Few things found during the eye exam are more ominous than a swollen optic nerve, and any apparent elevation or swelling can raise suspicion about serious health concerns. But truly differentiating real optic nerve edema (swelling) from anatomical variations of the nerve that cause it to be elevated in appearance can be difficult during the eye exam. Luckily, there are a few tell-tale signs to look for during your examination that can help make differentiating normal optic nerves from those that need prompt referral for MRI to rule out a larger issue.
Can You Tell Which Picture Has True Optic Nerve Edema?
Pseudopapilledema: The patient above has Buried Optic Nerve Head Drusen, causing elevation of the nerve and an appearance that is suspicious for edema |
True Papilledema needing a prompt referral |
How to Tell if an Elevated Nerve has True Optic Nerve Edema
- Hyperemic Disc
True optic nerve edema is associated with a change in blood flow to the eye. Swelling of the nerve tissue around the vessels as they enter and leave the eye in acute cases of papilledema causes congestion of the blood vessels; resulting in a more pronounced reddish color of the entire optic disc. Longstanding optic nerve edema would not have this reddish appearanc; ischemic syndromes like NAION that are also associated with a swollen disc are less likely to have hyperemia of the disc because blood flow to the the nerve (and the eye as a whole) has been compromised.
- Hemorrhage at the Disc
Acute edema often presents with flame hemorrhages and bleeding around the disc. If you see hemorrhages, you are likely dealing with true edema. Other common ocular signs of inflammation are also associated with papilledema. These signs can include cotton wool spots, exudative changes, and macular edema. In the bottom picture above, the retinal tissue nasal to the macula shows obvious striae and folds, making the diagnosis of papilledema more likely.

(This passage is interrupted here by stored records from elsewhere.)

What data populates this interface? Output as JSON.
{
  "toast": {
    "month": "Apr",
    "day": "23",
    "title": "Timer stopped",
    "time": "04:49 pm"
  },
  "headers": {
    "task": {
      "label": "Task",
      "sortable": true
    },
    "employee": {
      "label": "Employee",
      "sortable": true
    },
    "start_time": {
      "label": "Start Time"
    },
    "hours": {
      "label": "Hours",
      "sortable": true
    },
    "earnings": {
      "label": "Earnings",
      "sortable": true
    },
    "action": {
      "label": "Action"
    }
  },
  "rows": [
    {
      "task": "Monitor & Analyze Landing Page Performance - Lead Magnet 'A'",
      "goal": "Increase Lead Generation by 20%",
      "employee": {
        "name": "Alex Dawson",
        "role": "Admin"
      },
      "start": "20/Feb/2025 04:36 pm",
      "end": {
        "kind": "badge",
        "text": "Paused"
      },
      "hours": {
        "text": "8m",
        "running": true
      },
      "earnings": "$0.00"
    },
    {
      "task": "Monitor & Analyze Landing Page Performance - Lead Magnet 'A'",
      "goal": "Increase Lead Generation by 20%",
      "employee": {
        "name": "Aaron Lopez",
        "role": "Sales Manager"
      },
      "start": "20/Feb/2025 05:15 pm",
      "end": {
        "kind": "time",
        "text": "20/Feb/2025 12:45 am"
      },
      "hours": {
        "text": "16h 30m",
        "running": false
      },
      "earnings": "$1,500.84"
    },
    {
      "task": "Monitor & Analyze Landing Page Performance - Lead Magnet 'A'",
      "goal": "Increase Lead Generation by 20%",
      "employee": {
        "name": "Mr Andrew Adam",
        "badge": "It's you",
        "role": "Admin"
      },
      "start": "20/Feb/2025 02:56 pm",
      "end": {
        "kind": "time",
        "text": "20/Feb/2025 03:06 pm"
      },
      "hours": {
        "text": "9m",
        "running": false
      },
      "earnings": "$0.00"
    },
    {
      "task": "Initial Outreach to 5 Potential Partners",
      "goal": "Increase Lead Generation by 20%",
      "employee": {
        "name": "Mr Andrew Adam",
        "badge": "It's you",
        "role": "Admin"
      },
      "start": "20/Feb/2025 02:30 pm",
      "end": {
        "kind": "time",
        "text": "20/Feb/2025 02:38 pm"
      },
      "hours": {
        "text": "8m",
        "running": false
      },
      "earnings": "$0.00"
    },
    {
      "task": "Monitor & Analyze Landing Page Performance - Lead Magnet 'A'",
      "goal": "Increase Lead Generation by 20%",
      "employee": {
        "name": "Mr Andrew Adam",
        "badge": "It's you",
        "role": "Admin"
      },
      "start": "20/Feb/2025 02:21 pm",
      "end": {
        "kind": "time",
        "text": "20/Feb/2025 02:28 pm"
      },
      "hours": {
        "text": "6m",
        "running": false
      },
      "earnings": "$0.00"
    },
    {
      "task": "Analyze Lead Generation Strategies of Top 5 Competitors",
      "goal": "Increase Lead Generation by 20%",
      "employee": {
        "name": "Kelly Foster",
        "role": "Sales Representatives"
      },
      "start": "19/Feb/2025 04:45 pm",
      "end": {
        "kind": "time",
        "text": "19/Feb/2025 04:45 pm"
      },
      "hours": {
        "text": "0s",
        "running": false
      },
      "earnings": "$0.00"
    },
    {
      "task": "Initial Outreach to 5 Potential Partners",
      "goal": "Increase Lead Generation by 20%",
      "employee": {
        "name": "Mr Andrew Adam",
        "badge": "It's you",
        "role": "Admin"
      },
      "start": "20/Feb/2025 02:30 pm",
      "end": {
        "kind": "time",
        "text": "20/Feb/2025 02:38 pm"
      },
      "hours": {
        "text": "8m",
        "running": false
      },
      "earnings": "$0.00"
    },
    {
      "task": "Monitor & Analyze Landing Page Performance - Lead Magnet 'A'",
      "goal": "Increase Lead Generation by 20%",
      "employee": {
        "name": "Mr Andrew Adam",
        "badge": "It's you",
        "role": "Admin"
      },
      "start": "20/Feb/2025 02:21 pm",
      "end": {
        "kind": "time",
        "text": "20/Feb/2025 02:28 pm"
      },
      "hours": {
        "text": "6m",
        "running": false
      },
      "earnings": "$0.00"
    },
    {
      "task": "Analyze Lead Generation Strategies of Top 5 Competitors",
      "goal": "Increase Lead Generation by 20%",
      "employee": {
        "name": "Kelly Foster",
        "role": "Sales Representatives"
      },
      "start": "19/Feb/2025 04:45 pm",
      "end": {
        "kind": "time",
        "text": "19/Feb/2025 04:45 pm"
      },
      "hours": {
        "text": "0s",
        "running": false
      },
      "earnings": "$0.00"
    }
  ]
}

- Blurry Margins of the Disc
In psuedopapilledema, the retinal vessels leaving the nerve are clearly visible when they cross the disc margin, even if the nerve tissue as a whole looks blurry or indistinct due to crowded and or elevated nerve tissue. In true papilledema, the blood vessels are typically obscured or blurry as they exit the nerve. Depending on the amount of edema present, there may be more or less blurring of the disc margins. The bottom image above is an example of true papilledema that had very little blurring of the vessels as they left the nerve, making this a less obvious case of true edema.
- Absence of Spontaneous Venous Pulsation
In true optic nerve edema, you will never witness spontaneous venous pulsation at the nerve during your internal examination. If you see it, you know you are dealing with pseudopapilledema.
What You Can't Count On
It would be easy to think that if the person has normal vision and no complaints, then they likely don't have papilledema. That is not the case, however. In fact, acute papilledema is typically associated with only minimal loss of function of the optic nerve. The average patient with acute optic nerve edema has normal vision, normal color vision, and normal pupil reaction. Longstanding edema associated with ischemic syndromes like NAION are very likely, however, to have significant vision side effects.
Just because your patient doesn't have any symptoms -- no headaches, no vision changes, no visual auras or disruptions, they could still have papilledema needing prompt referral for imaging.